Photo by Rick Gush |
While I’m waiting for the soil to dry out so I can prepare the beds for spring planting, I spend time in the garden building a new terrace on the lower part of the cliff.
Since I use empty glass bottles instead of bricks, the first phase of my projects is always to assemble a huge amount of bottles. I had stockpiled almost a thousand bottles a month or so ago, so I thought I was good and ready for the construction of the new terrace.
Well, actually, now that the wall is close to completion I know that the project will need even more bottles than I had prepared. Luckily, there are a whole lot of bottles available to collect, and my neighbors continue to bring me their empty bottles for recycling.
To make the terrace walls, I stack the bottles up in between layers of fresh concrete, keeping the bottle bottoms flush with the outside edge of the wall, and letting the bottle tops stick into the bed area. The resultant walls are pretty strong even though the concrete is really only about 8 to 10 inches thick in most places.
Photo by Rick Gush |
At key points, where the wall is anchored to the bedrock and at sharp angles, I double the concrete thickness to give extra strength.
Once the walls are built, I put on a row of clay bricks or hollow building blocks that serves as the top edge. The orange blocks and bricks add a decorative touch that acts as a visual theme and makes a nice sturdy finished edge to the tops of the beds.

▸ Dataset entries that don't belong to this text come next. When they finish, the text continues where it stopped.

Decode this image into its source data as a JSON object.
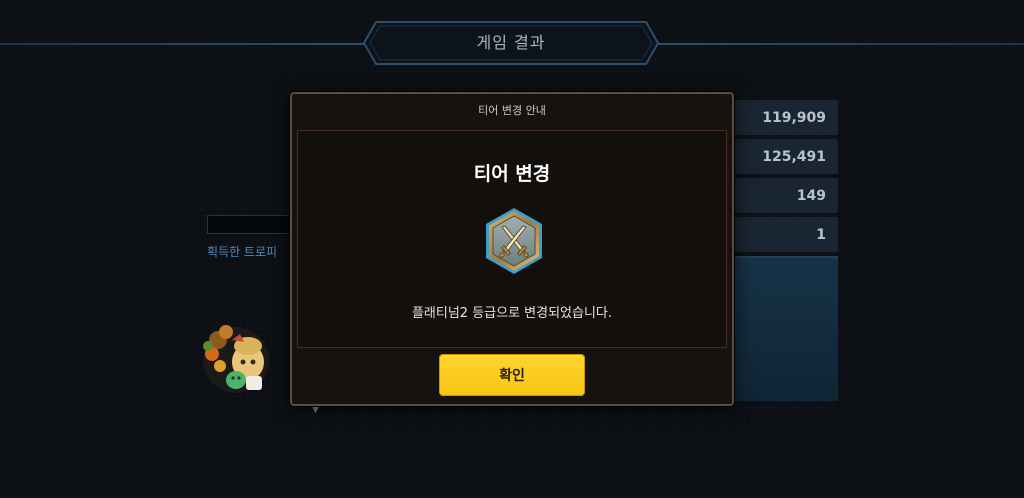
{
  "header": {
    "title": "게임 결과"
  },
  "background": {
    "scores": [
      "119,909",
      "125,491",
      "149",
      "1"
    ],
    "trophy_label": "획득한 트로피",
    "arrow": "▼"
  },
  "modal": {
    "title": "티어 변경 안내",
    "heading": "티어 변경",
    "message": "플래티넘2 등급으로 변경되었습니다.",
    "confirm_label": "확인",
    "badge_icon": "platinum-tier-crossed-swords-icon"
  },
  "colors": {
    "accent_button": "#ffd42e",
    "header_line": "#2c4f70",
    "modal_border": "#5a4e3e"
  }
}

Before backfilling the terrace with new soil I usually knock off the bottle necks on the top few rows in order that the bottles closest to the eventual bed surface are about a foot and a half below the surface of the soil, which is well below the normal cultivation depth.

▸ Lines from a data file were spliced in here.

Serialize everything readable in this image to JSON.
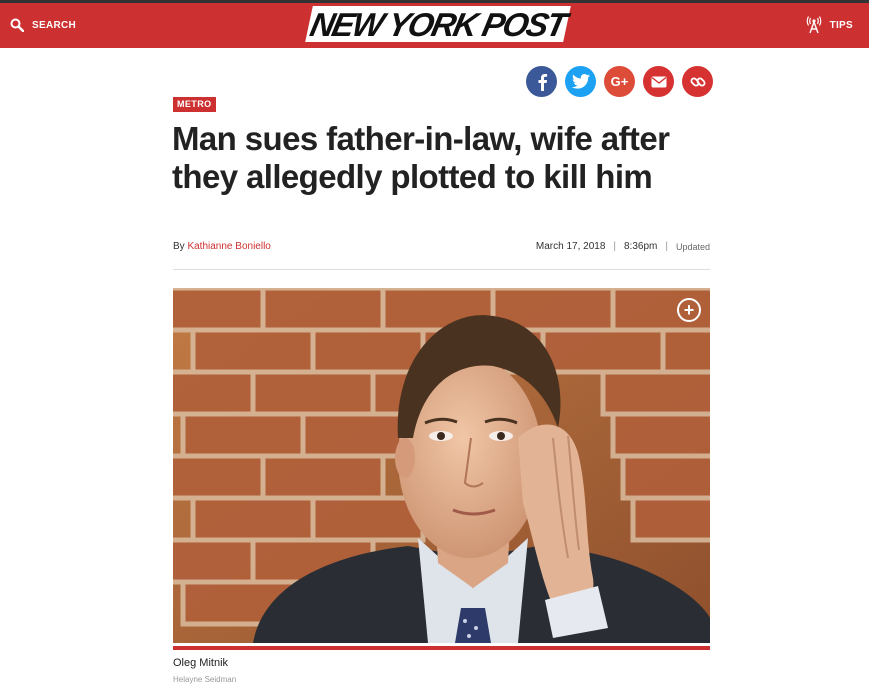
{
  "header": {
    "search_label": "SEARCH",
    "logo_text": "NEW YORK POST",
    "tips_label": "TIPS",
    "brand_color": "#cd3030"
  },
  "share": {
    "icons": [
      "facebook-icon",
      "twitter-icon",
      "google-plus-icon",
      "email-icon",
      "link-icon"
    ],
    "gplus_label": "G+"
  },
  "article": {
    "section": "METRO",
    "headline": "Man sues father-in-law, wife after they allegedly plotted to kill him",
    "byline_prefix": "By",
    "author": "Kathianne Boniello",
    "date": "March 17, 2018",
    "time": "8:36pm",
    "updated": "Updated",
    "separator": "|"
  },
  "photo": {
    "caption": "Oleg Mitnik",
    "credit": "Helayne Seidman",
    "expand_symbol": "+"
  }
}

I’ll also knock the fronts out of a few bottles on the top row and fill the space with dirt so I can plant hanging things that will eventually cover big parts of the wall front.
This cliff where the garden terraces are built was too steep to walk on and too overgrown to climb up when I started, but now the scrub is mostly gone and there are a number of nice big flat dirt areas to plant with a network of steps leading up and down the slopes.

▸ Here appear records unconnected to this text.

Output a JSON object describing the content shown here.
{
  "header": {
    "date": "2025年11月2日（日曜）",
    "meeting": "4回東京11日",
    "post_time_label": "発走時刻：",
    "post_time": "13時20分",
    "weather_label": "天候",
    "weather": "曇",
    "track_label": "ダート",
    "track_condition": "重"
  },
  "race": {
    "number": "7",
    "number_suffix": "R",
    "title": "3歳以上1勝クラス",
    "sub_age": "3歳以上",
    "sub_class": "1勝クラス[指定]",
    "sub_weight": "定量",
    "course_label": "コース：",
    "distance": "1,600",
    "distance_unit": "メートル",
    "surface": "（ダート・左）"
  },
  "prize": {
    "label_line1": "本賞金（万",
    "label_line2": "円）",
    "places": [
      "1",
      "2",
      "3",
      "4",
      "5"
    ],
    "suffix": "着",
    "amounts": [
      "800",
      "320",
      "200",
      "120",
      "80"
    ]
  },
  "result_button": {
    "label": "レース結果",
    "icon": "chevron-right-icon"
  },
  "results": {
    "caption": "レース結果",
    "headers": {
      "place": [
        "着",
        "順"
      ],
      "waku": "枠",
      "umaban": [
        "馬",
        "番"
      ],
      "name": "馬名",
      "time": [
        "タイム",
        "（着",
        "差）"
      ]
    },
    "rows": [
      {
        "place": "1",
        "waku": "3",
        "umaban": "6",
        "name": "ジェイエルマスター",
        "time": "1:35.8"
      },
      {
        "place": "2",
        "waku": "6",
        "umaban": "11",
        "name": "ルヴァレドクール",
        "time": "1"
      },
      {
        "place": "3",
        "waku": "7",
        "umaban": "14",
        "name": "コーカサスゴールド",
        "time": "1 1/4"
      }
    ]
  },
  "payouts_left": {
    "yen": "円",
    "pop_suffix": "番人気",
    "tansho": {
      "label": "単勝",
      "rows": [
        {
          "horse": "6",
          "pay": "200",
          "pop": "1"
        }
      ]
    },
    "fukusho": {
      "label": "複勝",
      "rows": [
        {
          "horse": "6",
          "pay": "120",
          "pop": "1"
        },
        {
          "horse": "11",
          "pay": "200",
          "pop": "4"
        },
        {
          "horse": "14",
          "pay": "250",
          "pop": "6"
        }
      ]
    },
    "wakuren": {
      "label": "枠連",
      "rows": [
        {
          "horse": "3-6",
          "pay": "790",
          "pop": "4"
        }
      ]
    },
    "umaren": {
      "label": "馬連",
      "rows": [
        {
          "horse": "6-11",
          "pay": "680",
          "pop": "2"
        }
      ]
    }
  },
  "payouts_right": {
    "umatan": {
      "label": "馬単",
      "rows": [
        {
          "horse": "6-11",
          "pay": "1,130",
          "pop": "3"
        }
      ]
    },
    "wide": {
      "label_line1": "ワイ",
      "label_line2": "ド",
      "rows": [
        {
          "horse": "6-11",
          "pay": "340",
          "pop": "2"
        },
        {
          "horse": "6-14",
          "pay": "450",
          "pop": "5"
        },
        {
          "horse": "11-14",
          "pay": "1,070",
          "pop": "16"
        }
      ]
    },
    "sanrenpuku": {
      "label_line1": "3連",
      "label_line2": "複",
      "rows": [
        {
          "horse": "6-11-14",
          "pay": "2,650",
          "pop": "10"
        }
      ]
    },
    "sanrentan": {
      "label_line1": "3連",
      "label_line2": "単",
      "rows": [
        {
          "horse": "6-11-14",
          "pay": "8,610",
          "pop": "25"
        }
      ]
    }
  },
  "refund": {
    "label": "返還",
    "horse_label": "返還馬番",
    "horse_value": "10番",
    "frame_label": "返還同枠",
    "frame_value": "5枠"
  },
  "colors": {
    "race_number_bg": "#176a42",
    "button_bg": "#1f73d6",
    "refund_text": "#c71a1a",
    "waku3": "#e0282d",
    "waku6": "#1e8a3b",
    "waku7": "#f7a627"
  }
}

The sunshine reflecting on the bottles is attractive and although the plantings are still young and the garden will become better looking in a few years, it is already much nicer than the scrub trees and wild berry vines that used to choke the area.
As usual, no matter how much I build, the garden always seems unfinished to me. When I look at the garden, the four of five next major projects all appear fairly urgent. I estimated this construction phase to last two years when I first started the garden four years ago. These days I estimate another two or three years until the garden really looks spectacular.